En effet, comment expliquer un tel engouement devant le grand amphithéâtre lorsque le Journal Télévisé est diffusé ? Comment justifier le fait que lorsque Hotsoft propose un véritable chantage sur sa page Facebook en réclamant 2210 like pour diffuser le JT du Swat, les étudiants s’inclinent et s’exécutent ? Il y a ici une forme de perversion malsaine à aller voir son ami vomir aux sorties de la boîte, son ennemie choper le mec qu’elle avait elle-même choper à la soirée précédente, des élèves prononcer des phrases totalement incompréhensibles.
Alors oui, Hotsoft incarne le monstre qui s’attaque à la vie privée des gens. Mais Hotsoft ne cessera pas d’exister pour autant.
Car même si l’on essaie de se donner bonne conscience en criant à l’irrespect, à la violation du droit à l’image, les étudiants ne cesseront pas d’éprouver un plaisir malsain, dans une tendance cathartique, face à la diffusion de ces images lors des JT.
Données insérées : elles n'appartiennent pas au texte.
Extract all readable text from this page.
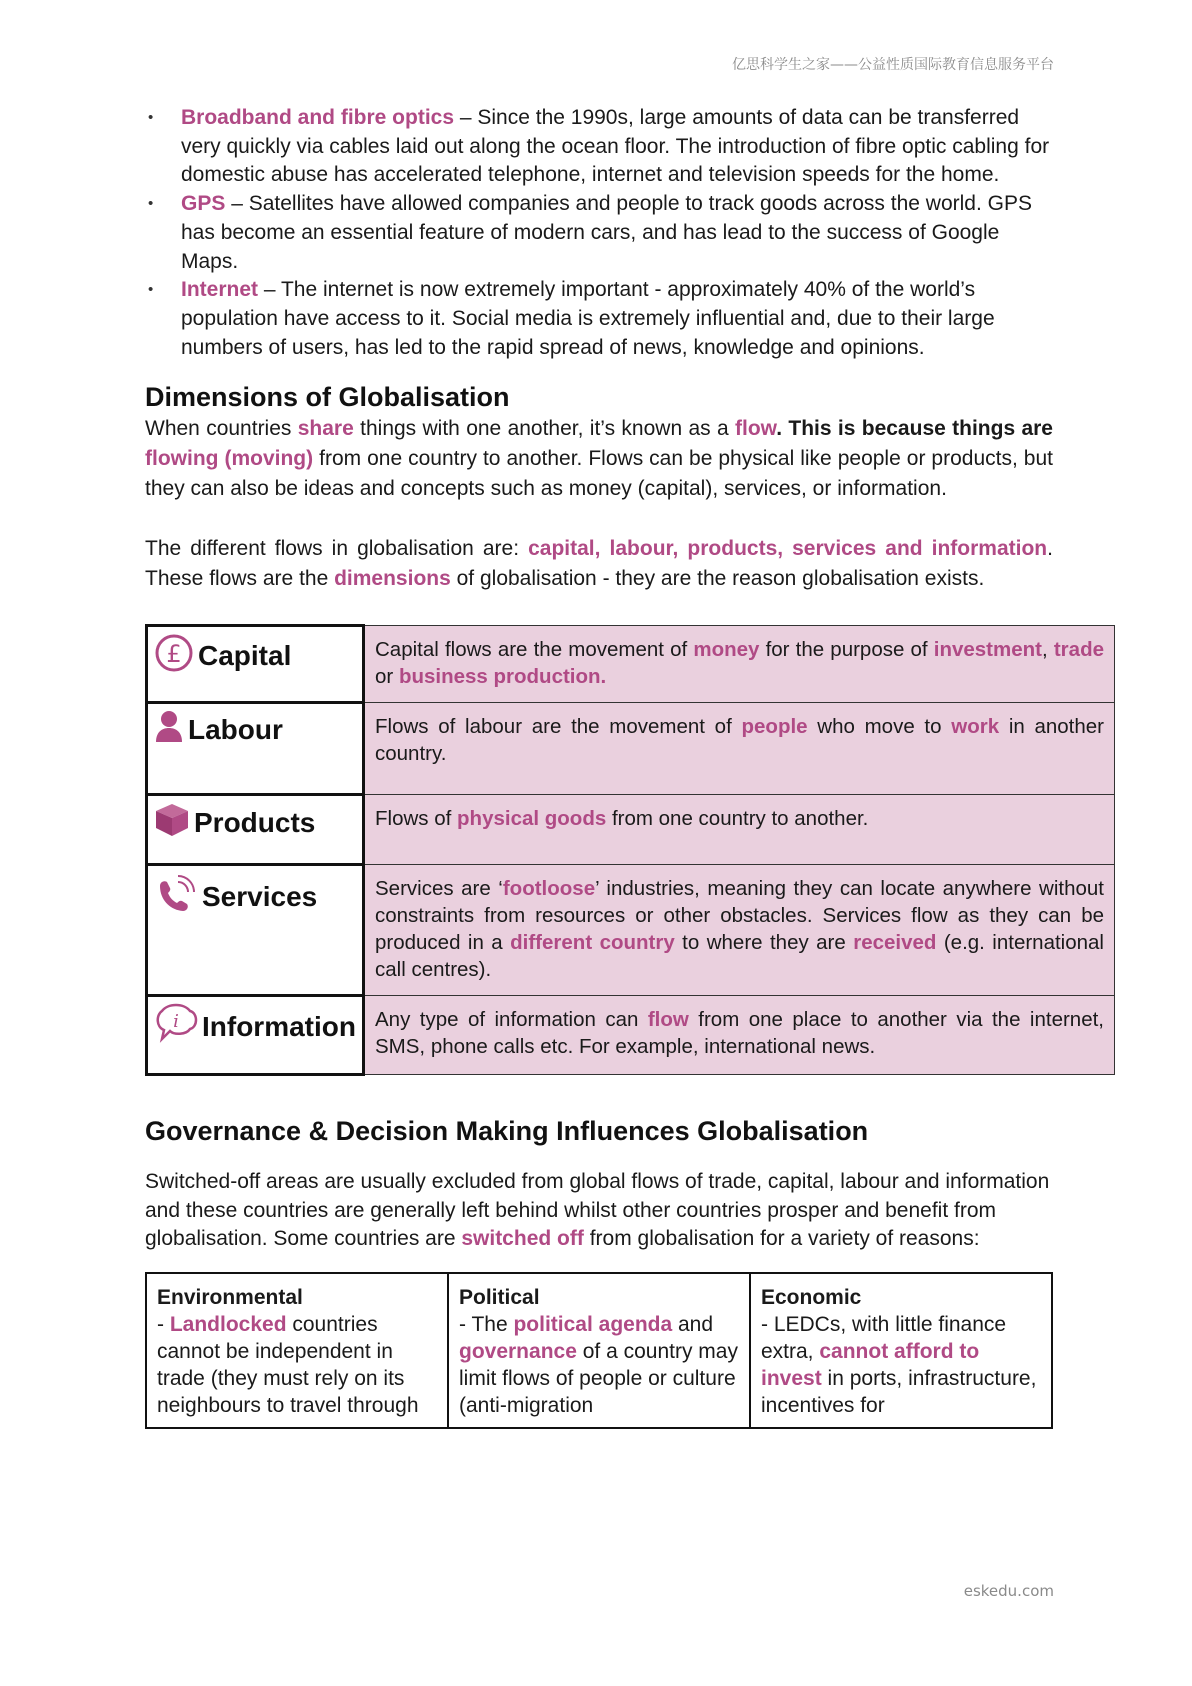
亿思科学生之家——公益性质国际教育信息服务平台
• Broadband and fibre optics – Since the 1990s, large amounts of data can be transferred very quickly via cables laid out along the ocean floor. The introduction of fibre optic cabling for domestic abuse has accelerated telephone, internet and television speeds for the home.
• GPS – Satellites have allowed companies and people to track goods across the world. GPS has become an essential feature of modern cars, and has lead to the success of Google Maps.
• Internet – The internet is now extremely important - approximately 40% of the world’s population have access to it. Social media is extremely influential and, due to their large numbers of users, has led to the rapid spread of news, knowledge and opinions.
Dimensions of Globalisation

When countries share things with one another, it’s known as a flow. This is because things are flowing (moving) from one country to another. Flows can be physical like people or products, but they can also be ideas and concepts such as money (capital), services, or information.

The different flows in globalisation are: capital, labour, products, services and information. These flows are the dimensions of globalisation - they are the reason globalisation exists.

£ Capital	Capital flows are the movement of money for the purpose of investment, trade or business production.

Labour	Flows of labour are the movement of people who move to work in another country.

Products	Flows of physical goods from one country to another.

Services	Services are ‘footloose’ industries, meaning they can locate anywhere without constraints from resources or other obstacles. Services flow as they can be produced in a different country to where they are received (e.g. international call centres).

i Information	Any type of information can flow from one place to another via the internet, SMS, phone calls etc. For example, international news.
Governance & Decision Making Influences Globalisation

Switched-off areas are usually excluded from global flows of trade, capital, labour and information and these countries are generally left behind whilst other countries prosper and benefit from globalisation. Some countries are switched off from globalisation for a variety of reasons:

Environmental
- Landlocked countries cannot be independent in trade (they must rely on its neighbours to travel through	
Political
- The political agenda and governance of a country may limit flows of people or culture (anti-migration	
Economic
- LEDCs, with little finance extra, cannot afford to invest in ports, infrastructure, incentives for
eskedu.com
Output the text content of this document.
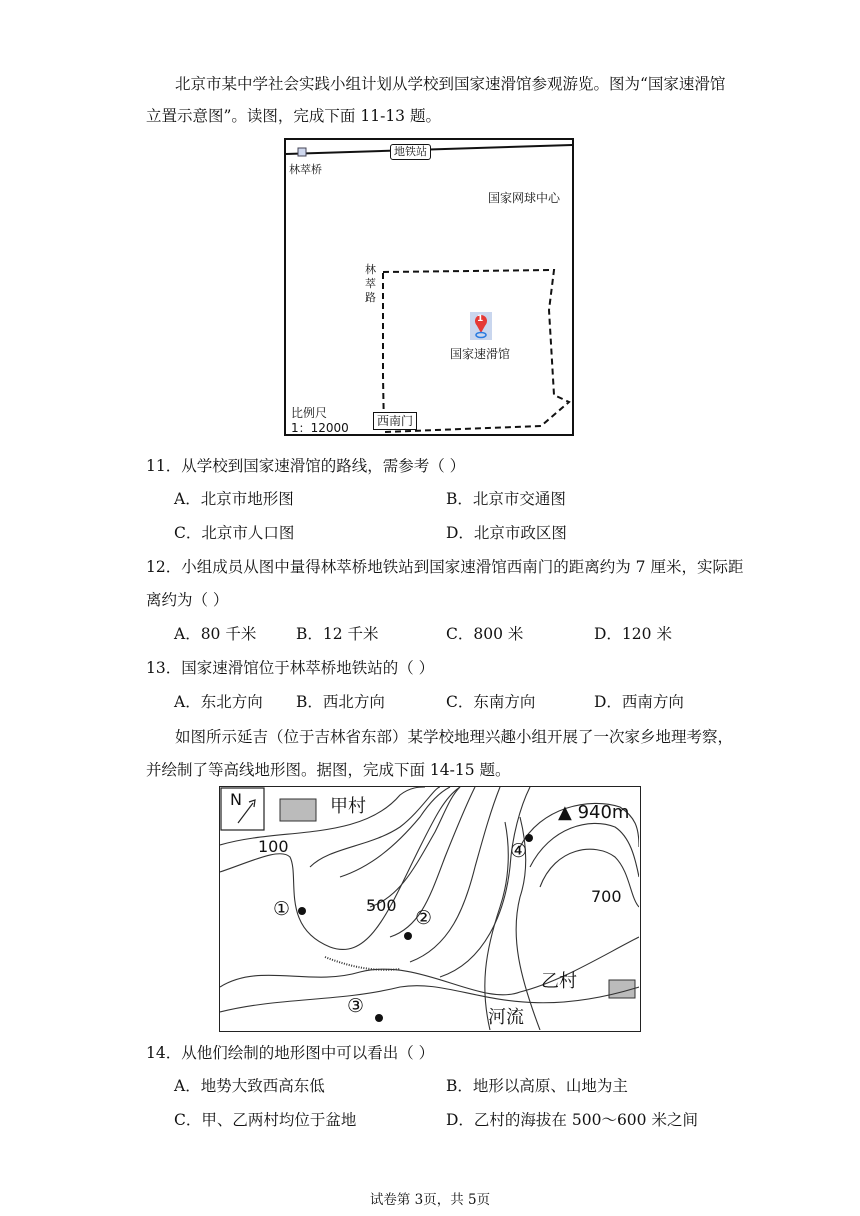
北京市某中学社会实践小组计划从学校到国家速滑馆参观游览。图为“国家速滑馆
立置示意图”。读图，完成下面 11-13 题。
地铁站
林萃桥
国家网球中心
林
萃
路
1
国家速滑馆
比例尺
1：12000	西南门
11．从学校到国家速滑馆的路线，需参考（ ）
A．北京市地形图	B．北京市交通图
C．北京市人口图	D．北京市政区图
12．小组成员从图中量得林萃桥地铁站到国家速滑馆西南门的距离约为 7 厘米，实际距
离约为（ ）
A．80 千米	B．12 千米	C．800 米	D．120 米
13．国家速滑馆位于林萃桥地铁站的（ ）
A．东北方向 B．西北方向	C．东南方向	D．西南方向
如图所示延吉（位于吉林省东部）某学校地理兴趣小组开展了一次家乡地理考察，
并绘制了等高线地形图。据图，完成下面 14-15 题。
N	甲村	▲ 940m
100
500	700
乙村
河流
①	②
③
④
14．从他们绘制的地形图中可以看出（ ）
A．地势大致西高东低	B．地形以高原、山地为主
C．甲、乙两村均位于盆地	D．乙村的海拔在 500～600 米之间
试卷第 3页，共 5页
Les rebelles feignent une indifférence qui ne les rend pourtant pas si indifférents
Alors certes, quelques rebelles dans cette masse voudront faire preuve de témérité en affirmant qu’ils ne souhaitent pas être filmés. Ou du moins le feront-ils croire. En effet, à la diffusion des JT, nous apparaissons comme de simples étudiants qui reproduisons un schéma toujours identique : s’animer  devant une caméra, embrasser le premier ou la première venue, mettre à nu une partie de son corps pour ne pas passer pour le peureux de l’école. Alors ceux qui réfutent ce schéma veulent créer la différence en dénonçant Hotsoft. Ainsi, ils cherchent à montrer que l’étudiant qui devient banal n’est pas celui qui reste incognito au JT, mais est désormais celui qui y passe !
Si devant ses amis, on crie haut et fort que l’on ne souhaite pas apparaître à l’écran, n’espérons-nous pas secrètement défiler quelques instants aux yeux de tous ?
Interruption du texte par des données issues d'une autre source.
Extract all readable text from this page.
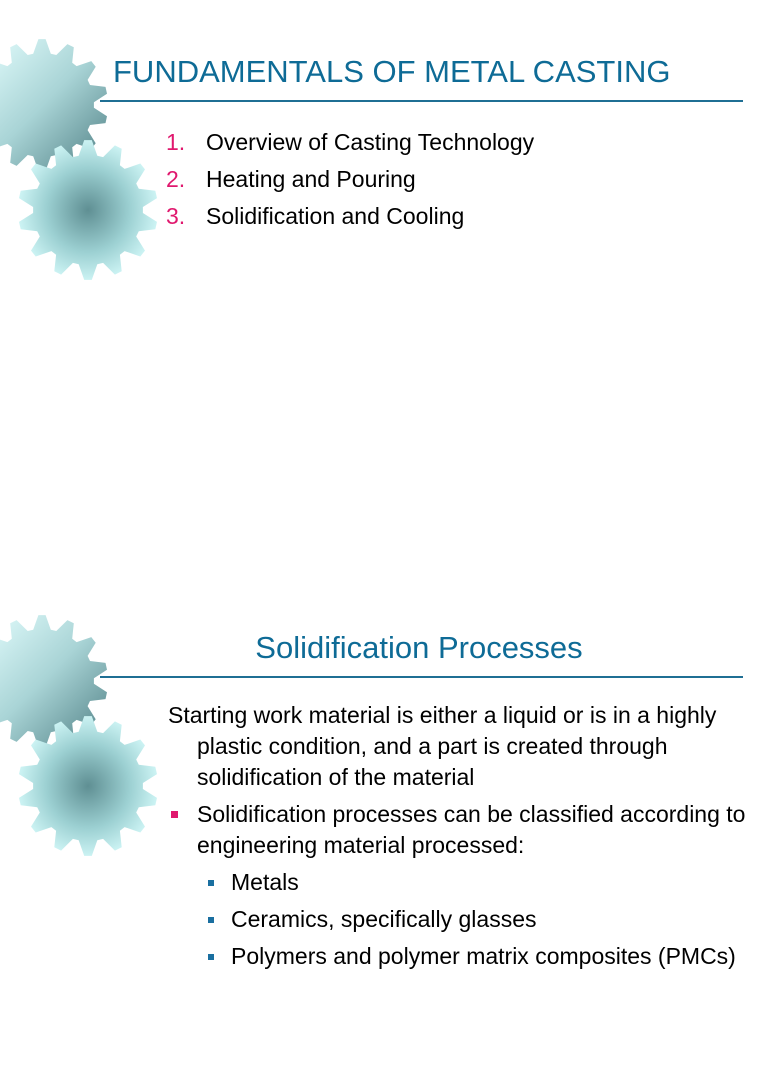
FUNDAMENTALS OF METAL CASTING
1. Overview of Casting Technology
2. Heating and Pouring
3. Solidification and Cooling
Solidification Processes

Starting work material is either a liquid or is in a highly plastic condition, and a part is created through solidification of the material

Solidification processes can be classified according to engineering material processed:

Metals
Ceramics, specifically glasses
Polymers and polymer matrix composites (PMCs)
Ainsi, l’hypocrisie qui fait qu’une telle association continue à exister provient de l’hypocrisie même des étudiants qui jouent le double rôle d’acteurs et de spectateurs.
         Je pense qu’au fond, même si nous critiquons cette association  au nom de la violation du droit privé, nous éprouvons intérieurement le désir d’être un instant placé sous le feu des projecteurs. La diffusion se révèlera pour certains comme un court laps de temps, où ils apparaîtront de manière floue au  second plan. Il sera pour d’autres un instant de  plaisanterie, où l’étudiant se verra balbutier tel un enfant de deux ans qui apprend à parler. D’autres encore y verront un instant de gloire, où ils prouveront à tous qu’ils ne sont pas des  ‘petit joueurs’.
Puis il y aura les rebelles, qui refuseront de se diriger au JT, préférant se préserver de passer devant de telles obscénités. Mais au fond, ceux-là ne se mentent-ils pas à eux-mêmes en faisant croire qu’ils sont insensibles au fait d’être au centre de la scène ? Ils cherchent à créer leur propre instant de succès en ne se dirigeant pas là où la masse afflue.
Car je crois que nous ressentons tous le besoin, ne serait-ce qu’un bref instant, d’être précipités au centre des attentions, d’une manière ou d’une autre, pour le meilleur ou pour le pire.